Изменить размер шрифта - +

Через полчаса один из них принёс в деревянной бадейке ключевой воды и откланялся.

— Софья, ты иди, отдохни, — обратился к травнице Никита. — Мха мне оставь. Если повязка промокнет, запас мха нужен. За помощь спасибо.

Теперь Никита остался с пациентом один на один. Вымыв руки, он сменил забрызганную кровью рубашку. Эх, одноразовое операционное бельё сюда бы или хотя бы клеёнчатый фартук. А то ведь не настираешься, никаких рубах не хватит.

Князь постанывал, то впадая в сон, то приходя в себя. Таким пациентам обычно несколько дней кололи обезболивающие, да где их взять? А потчевать князя дурман-травой Никита боялся.

Устал он сегодня, на нервах несколько часов жил. Ни черта ведь ничего нет. Это счастье, что князь на столе не умер. Теперь — выходить!

Никита улёгся на соседнюю кровать. Периодически поглядывая на князя, он протягивал к нему свою руку и проверял пульс. Пульс частил немного, но наполнение было хорошее. Сердце у князя ещё вполне, должен выкарабкаться. Уже ночью лоб ему пощупал — немного горячий.
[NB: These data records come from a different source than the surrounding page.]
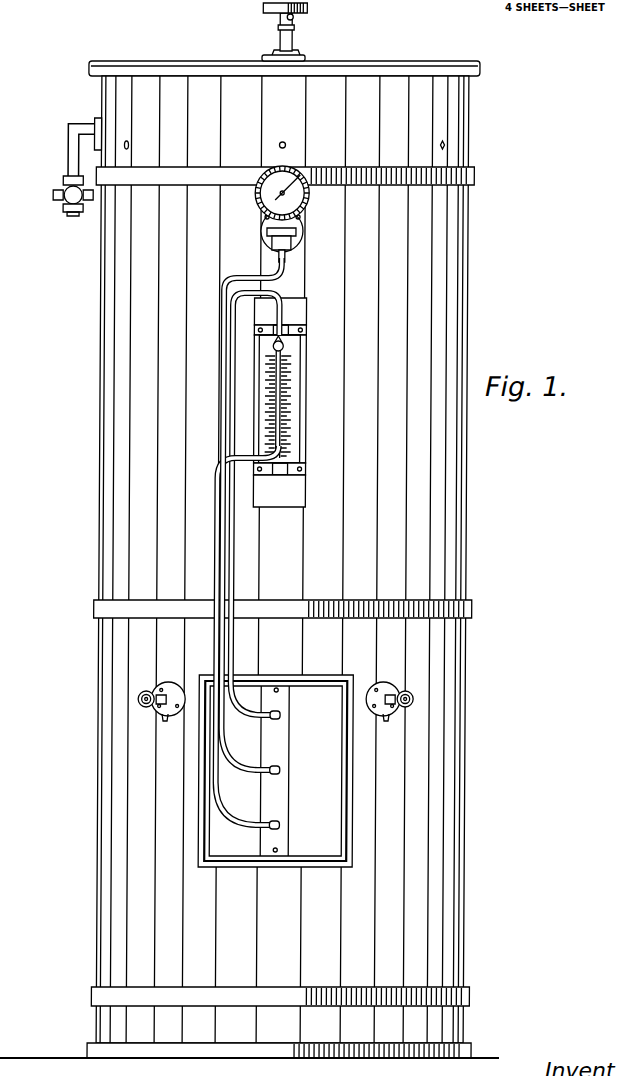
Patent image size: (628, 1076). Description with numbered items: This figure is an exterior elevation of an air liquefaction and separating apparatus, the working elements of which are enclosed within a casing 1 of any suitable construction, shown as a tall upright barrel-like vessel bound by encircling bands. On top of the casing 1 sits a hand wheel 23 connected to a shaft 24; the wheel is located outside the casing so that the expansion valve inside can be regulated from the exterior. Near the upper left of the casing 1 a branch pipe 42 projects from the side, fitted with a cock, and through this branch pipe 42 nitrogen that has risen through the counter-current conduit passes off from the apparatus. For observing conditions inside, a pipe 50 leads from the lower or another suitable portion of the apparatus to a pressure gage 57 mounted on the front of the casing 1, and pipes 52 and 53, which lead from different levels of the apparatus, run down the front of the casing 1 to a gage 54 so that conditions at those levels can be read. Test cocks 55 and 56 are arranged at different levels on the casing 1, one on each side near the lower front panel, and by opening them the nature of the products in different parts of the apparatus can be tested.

The casing 1 is at (457, 266).
The hand wheel 23 is at (265, 8).
The shaft 24 is at (296, 28).
The branch pipe 42 is at (70, 152).
The pipe 50 is at (236, 577).
The pipe 52 is at (224, 393).
The pipe 53 is at (217, 542).
The gage 54 is at (300, 433).
The test cock 55 is at (393, 716).
The test cock 56 is at (169, 716).
The pressure gauge 57 is at (309, 213).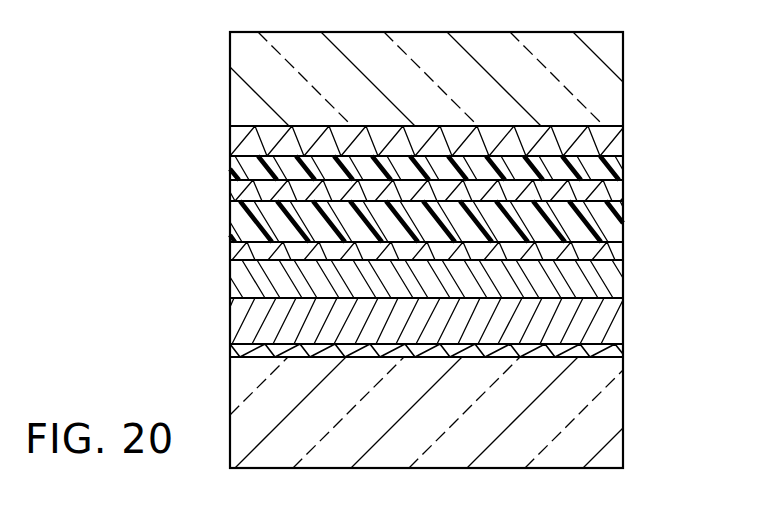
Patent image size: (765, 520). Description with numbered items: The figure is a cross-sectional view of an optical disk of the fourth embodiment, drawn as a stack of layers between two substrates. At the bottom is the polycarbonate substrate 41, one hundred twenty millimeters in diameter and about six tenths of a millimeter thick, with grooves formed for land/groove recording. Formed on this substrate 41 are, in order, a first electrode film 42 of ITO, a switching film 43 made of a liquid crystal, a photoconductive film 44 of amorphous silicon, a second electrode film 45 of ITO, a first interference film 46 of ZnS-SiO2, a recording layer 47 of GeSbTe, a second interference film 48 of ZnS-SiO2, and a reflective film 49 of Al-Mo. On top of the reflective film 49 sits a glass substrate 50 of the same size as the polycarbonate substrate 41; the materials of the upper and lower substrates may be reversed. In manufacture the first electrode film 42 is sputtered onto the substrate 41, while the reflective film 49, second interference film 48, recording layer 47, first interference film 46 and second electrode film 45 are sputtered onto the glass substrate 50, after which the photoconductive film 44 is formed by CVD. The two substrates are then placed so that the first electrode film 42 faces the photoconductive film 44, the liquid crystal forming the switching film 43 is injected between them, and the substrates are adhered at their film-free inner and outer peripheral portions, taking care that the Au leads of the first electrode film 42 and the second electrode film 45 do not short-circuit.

Зная, что у князя после операции и после эфира во рту сохло, дал ему тряпицу, смоченную водой — пососать. А поить нельзя. И каждый час вставал, губы князю мочил.

— Пить хочу! — прошептал тот.

— Терпи, князь, нельзя тебе пока пить. Через три дня вволю напьёшься. А сейчас только тряпицу сосать, ты уж не обижайся. Чувствуешь себя лучше?

— Болит.

— Чего же ты хотел? Я у тебя в животе ножом ковырялся. Палец обрежешь — и то несколько дней болит, а тут живот. Камней у тебя в жёлчном пузыре полно было, воспаление. Промедлили бы ещё немного — и всё, конец.

— Благодарствую.

Князь забылся в тяжёлом сне. Прикорнул и Никита. Но как только князь стонал, он просыпался, щупал пульс, слушал дыхание.

Ночь тянулась долго.

Утром пришла Софья.

— Как тут у вас дела?

— Не сглазить бы, но пока нормально.

— Я кашки принесла, тёплая ещё.

— Князю нельзя, а я съем.

Никита вчера не обедал и не ужинал, и потому отчаянно хотел есть. Он ушёл на кухню и там умял котелок каши. При князе есть неудобно, дразнить только.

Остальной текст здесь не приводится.